The world is facing “formidable” challenges, including Covid, the war in Ukraine and monkeypox, the head of the World Health Organization has warned.
Tedros Adhanom Ghebreyesus was speaking in Geneva, where the UN health agency’s experts were discussing the monkeypox outbreak in 15 nations outside Africa.
However, the risk to the wider public is said to be low. Monkeypox – the virus that is most common in remote parts of Central and West Africa – does not tend to spread easily between people and the illness is usually mild.
Most people who catch the virus recover within a few weeks, according to the UK’s National Health Service.
The outbreak has taken scientists by surprise, and UK health officials have issued new advice, saying high-risk contacts of cases should self-isolate for three weeks. Belgium became the first country to announce a three-week quarantine for infected persons on Friday. More confirmed cases are expected to be announced in the UK on Monday, the Guardian newspaper reports.
Speaking at Sunday’s opening of his agency’s World Health Assembly, Dr Tedros said: “Of course the [Covid] pandemic is not the only crisis in our world.
“As we speak our colleagues around the world are responding to outbreaks of Ebola in the Democratic Republic of Congo, monkeypox and hepatitis of unknown cause and complex humanitarian crises in Afghanistan, Ethiopia, Somalia, South Sudan, the Syrian Arab Republic, Ukraine and Yemen.
“We face a formidable convergence of disease, drought, famine and war, fuelled by climate change, inequity and geopolitical rivalry,” the WHO head added.
The WHO earlier said that a number of other suspected monkeypox cases were being investigated – without naming the countries involved – and warned that more infections were likely to be confirmed.
After the outbreak was first identified in the UK, the virus began to be detected across Europe – with public health agencies in Spain, Portugal, Germany, Belgium, France, the Netherlands, Italy and Sweden all confirming cases.
Further cases were confirmed in Austria and Switzerland on Sunday. The UK Health Security Agency has identified 20 cases so far and its chief medical adviser Dr Susan Hopkins told the BBC’s Sunday Morning programme: “We are detecting more cases on a daily basis.”

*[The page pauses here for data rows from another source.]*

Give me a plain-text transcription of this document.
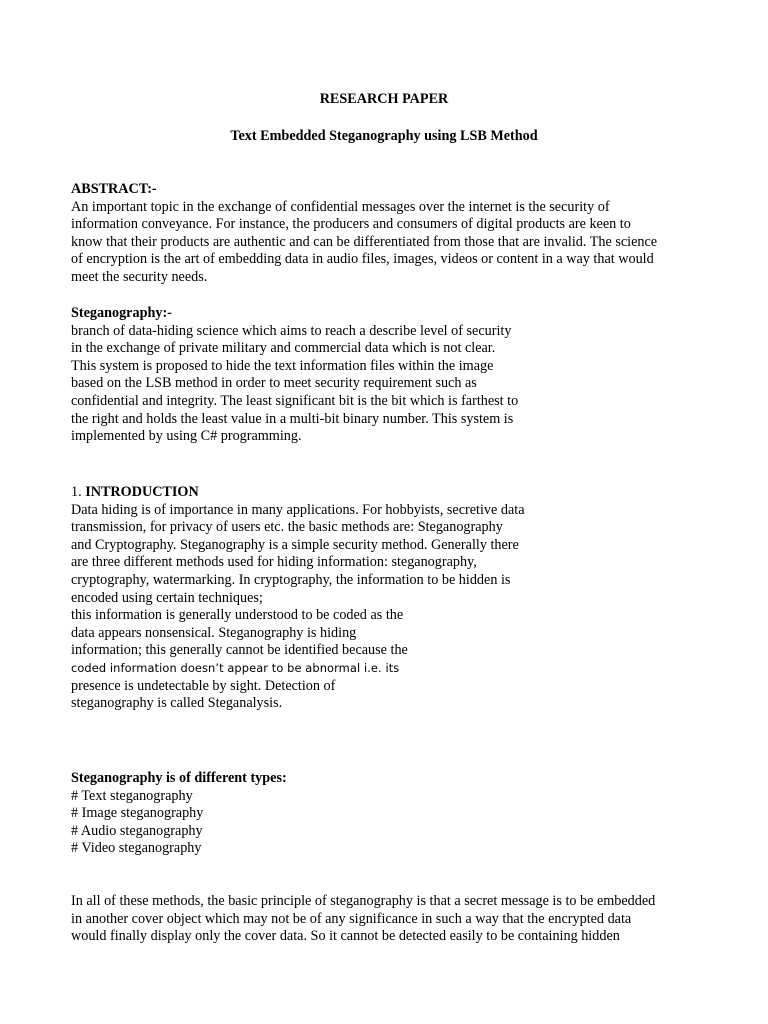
RESEARCH PAPER
Text Embedded Steganography using LSB Method
ABSTRACT:-
An important topic in the exchange of confidential messages over the internet is the security of
information conveyance. For instance, the producers and consumers of digital products are keen to
know that their products are authentic and can be differentiated from those that are invalid. The science
of encryption is the art of embedding data in audio files, images, videos or content in a way that would
meet the security needs.
Steganography:-
branch of data-hiding science which aims to reach a describe level of security
in the exchange of private military and commercial data which is not clear.
This system is proposed to hide the text information files within the image
based on the LSB method in order to meet security requirement such as
confidential and integrity. The least significant bit is the bit which is farthest to
the right and holds the least value in a multi-bit binary number. This system is
implemented by using C# programming.
1. INTRODUCTION
Data hiding is of importance in many applications. For hobbyists, secretive data
transmission, for privacy of users etc. the basic methods are: Steganography
and Cryptography. Steganography is a simple security method. Generally there
are three different methods used for hiding information: steganography,
cryptography, watermarking. In cryptography, the information to be hidden is
encoded using certain techniques;
this information is generally understood to be coded as the
data appears nonsensical. Steganography is hiding
information; this generally cannot be identified because the
coded information doesn’t appear to be abnormal i.e. its
presence is undetectable by sight. Detection of
steganography is called Steganalysis.
Steganography is of different types:
# Text steganography
# Image steganography
# Audio steganography
# Video steganography
In all of these methods, the basic principle of steganography is that a secret message is to be embedded
in another cover object which may not be of any significance in such a way that the encrypted data
would finally display only the cover data. So it cannot be detected easily to be containing hidden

She said the virus was now spreading in the community – with cases detected which have had no contact with anyone who has visited West Africa, where the disease is endemic.
But the risk to the general population remains “extremely low”, with cases so far mostly found in some urban areas and among gay or bisexual men, Dr Hopkins said.

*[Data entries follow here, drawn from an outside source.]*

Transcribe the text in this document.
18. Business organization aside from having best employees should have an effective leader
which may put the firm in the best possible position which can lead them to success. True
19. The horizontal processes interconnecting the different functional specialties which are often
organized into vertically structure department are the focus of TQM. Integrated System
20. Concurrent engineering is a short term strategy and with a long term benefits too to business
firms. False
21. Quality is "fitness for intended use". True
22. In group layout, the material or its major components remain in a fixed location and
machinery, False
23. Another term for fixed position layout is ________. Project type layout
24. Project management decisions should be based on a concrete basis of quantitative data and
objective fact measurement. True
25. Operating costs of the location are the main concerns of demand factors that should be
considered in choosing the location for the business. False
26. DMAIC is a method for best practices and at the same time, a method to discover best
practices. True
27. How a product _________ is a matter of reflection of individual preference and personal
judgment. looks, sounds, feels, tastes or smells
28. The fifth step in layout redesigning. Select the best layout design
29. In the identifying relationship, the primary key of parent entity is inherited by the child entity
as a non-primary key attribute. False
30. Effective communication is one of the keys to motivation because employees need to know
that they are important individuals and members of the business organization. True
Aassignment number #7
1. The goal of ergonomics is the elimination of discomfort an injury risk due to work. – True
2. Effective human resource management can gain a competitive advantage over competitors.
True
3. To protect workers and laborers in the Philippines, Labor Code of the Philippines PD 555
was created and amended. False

Although there is no specific vaccine for monkeypox, several countries have said they are stocking smallpox vaccines, which are about 85% effective in preventing infection because the two viruses are quite similar.

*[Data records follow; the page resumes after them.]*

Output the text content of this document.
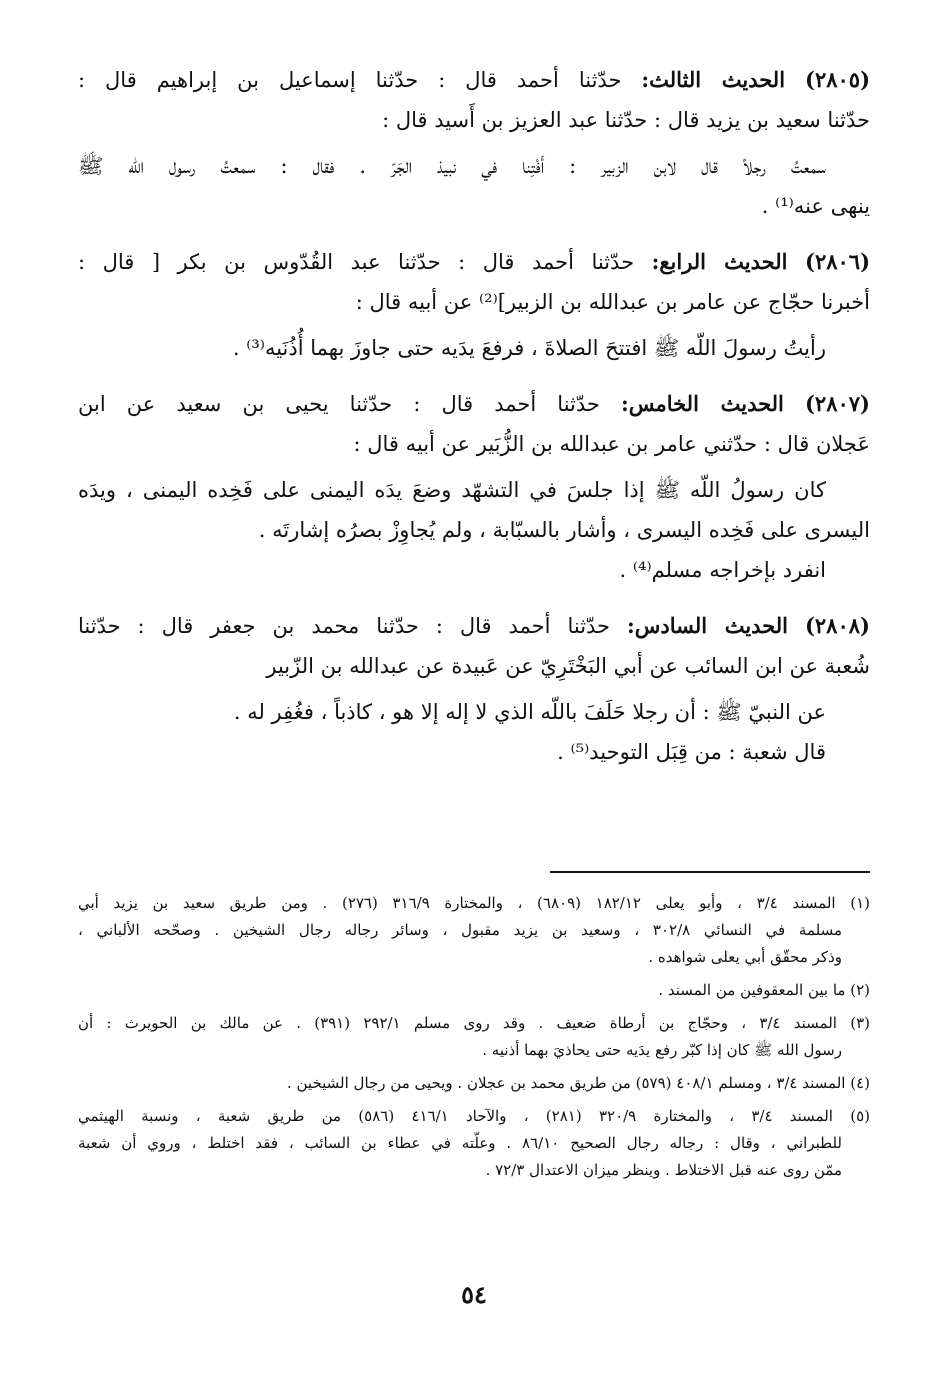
(٢٨٠٥) الحديث الثالث: حدّثنا أحمد قال : حدّثنا إسماعيل بن إبراهيم قال :
حدّثنا سعيد بن يزيد قال : حدّثنا عبد العزيز بن أَسيد قال :
سمعتُ رجلاً قال لابن الزبير : أَفْتِنا في نبيذ الجَرّ . فقال : سمعتُ رسول اللّه ﷺ
ينهى عنه⁽¹⁾ .
(٢٨٠٦) الحديث الرابع: حدّثنا أحمد قال : حدّثنا عبد القُدّوس بن بكر [ قال :
أخبرنا حجّاج عن عامر بن عبدالله بن الزبير]⁽²⁾ عن أبيه قال :
رأيتُ رسولَ اللّه ﷺ افتتحَ الصلاةَ ، فرفعَ يدَيه حتى جاوزَ بهما أُذُنَيه⁽³⁾ .
(٢٨٠٧) الحديث الخامس: حدّثنا أحمد قال : حدّثنا يحيى بن سعيد عن ابن
عَجلان قال : حدّثني عامر بن عبدالله بن الزُّبَير عن أبيه قال :
كان رسولُ اللّه ﷺ إذا جلسَ في التشهّد وضعَ يدَه اليمنى على فَخِده اليمنى ، ويدَه
اليسرى على فَخِده اليسرى ، وأشار بالسبّابة ، ولم يُجاوِزْ بصرُه إشارتَه .
انفرد بإخراجه مسلم⁽⁴⁾ .
(٢٨٠٨) الحديث السادس: حدّثنا أحمد قال : حدّثنا محمد بن جعفر قال : حدّثنا
شُعبة عن ابن السائب عن أبي البَخْتَرِيّ عن عَبيدة عن عبدالله بن الزّبير
عن النبيّ ﷺ : أن رجلا حَلَفَ باللّه الذي لا إله إلا هو ، كاذباً ، فغُفِر له .
قال شعبة : من قِبَل التوحيد⁽⁵⁾ .
(١) المسند ٣/٤ ، وأبو يعلى ١٨٢/١٢ (٦٨٠٩) ، والمختارة ٣١٦/٩ (٢٧٦) . ومن طريق سعيد بن يزيد أبي
مسلمة في النسائي ٣٠٢/٨ ، وسعيد بن يزيد مقبول ، وسائر رجاله رجال الشيخين . وصحّحه الألباني ،
وذكر محقّق أبي يعلى شواهده .
(٢) ما بين المعقوفين من المسند .
(٣) المسند ٣/٤ ، وحجّاج بن أرطاة ضعيف . وقد روى مسلم ٢٩٢/١ (٣٩١) . عن مالك بن الحويرث : أن
رسول الله ﷺ كان إذا كبّر رفع يدَيه حتى يحاذيَ بهما أذنيه .
(٤) المسند ٣/٤ ، ومسلم ٤٠٨/١ (٥٧٩) من طريق محمد بن عجلان . ويحيى من رجال الشيخين .
(٥) المسند ٣/٤ ، والمختارة ٣٢٠/٩ (٢٨١) ، والآحاد ٤١٦/١ (٥٨٦) من طريق شعبة ، ونسبة الهيثمي
للطبراني ، وقال : رجاله رجال الصحيح ٨٦/١٠ . وعلّته في عطاء بن السائب ، فقد اختلط ، وروي أن شعبة
ممّن روى عنه قبل الاختلاط . وينظر ميزان الاعتدال ٧٢/٣ .
٥٤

It is not yet clear why this unexpected outbreak is happening now. One possibility is that the virus has changed in some way, although currently there is little evidence to suggest this is a new variant. Another explanation is that the virus has found itself in the right place at the right time to thrive. Monkeypox may also spread more easily than it did in the past, when the smallpox vaccine was widely used.